Abstract

The sum-check protocol underpins SNARKs with the fastest known provers. For an $n$-variate polynomial $g$ defined over a finite field $\field$, the protocol enables an untrusted prover to convince a verifier of the sum of all evaluations of $g$ over a product set $H^n$ with $H \subset \field$. The standard choice for $H^n$ is the Boolean hypercube $\{0,1\}^n$, which serves as a natural interpolating set for multilinear polynomials.

We propose a projective variant of the sum-check protocol, obtained by changing the interpolating set from $\{0,1\}^n$ to the infinity hypercube $\{0,\infty\}^n$. Under a suitable notion of evaluation at $\infty$, evaluating a multilinear polynomial at a point in $\{0,\infty\}^n$ directly extracts its corresponding monomial coefficient.

This projective viewpoint is a near-drop-in replacement for applications of sum-check, requiring only local changes to polynomial representations, round identities, and evaluation formulas. It yields up to $1.16\times$ end-to-end speedup for the sum-check prover on BN254, and $1.09\times$ on a pseudo-Mersenne 128-bit prime field, against a fair baseline. It eliminates all field subtractions when binding a multilinear polynomial, and for structured polynomials such as equality and less-than, the projective interpolants admit evaluation procedures with fewer field operations. Moreover, the monomial-coefficient form aligns naturally with polynomial commitment schemes like WHIR, removing a basis mismatch that these schemes otherwise need to work around.

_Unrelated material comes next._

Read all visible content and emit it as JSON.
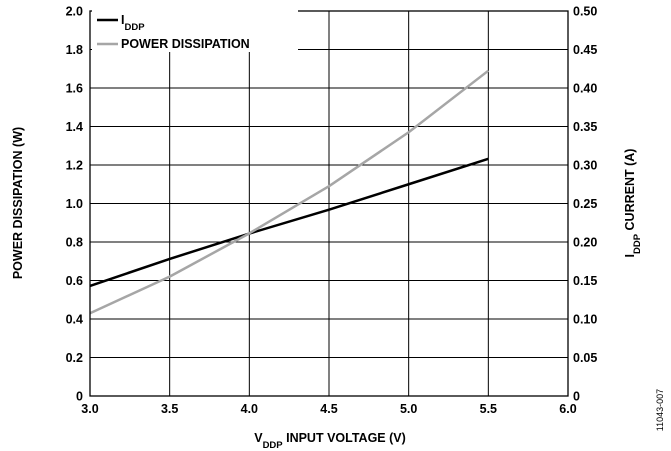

Finally, we describe an optimization for sum-check over $\approx 256$-bit prime fields. When targeting $\approx 128$ bits of security, it suffices to sample challenges from a subset of size $\approx 2^{128}$. We show that a suitable choice of this subset, interpreted as upper-limb values in Montgomery form, yields a $1.92\times$ speedup for field multiplication. Combined with the projective binding formula, this gives a $1.82\times$ speedup for sum-check binding (a key component of fast sum-check proving).

Comment

My contribution was primarily in the "other" implementing small limb challenge sets in Jolt and showing the CIOS proof, and had little to do with the sumcheck optimisations. Quang Dao was responsible for all those optimisations.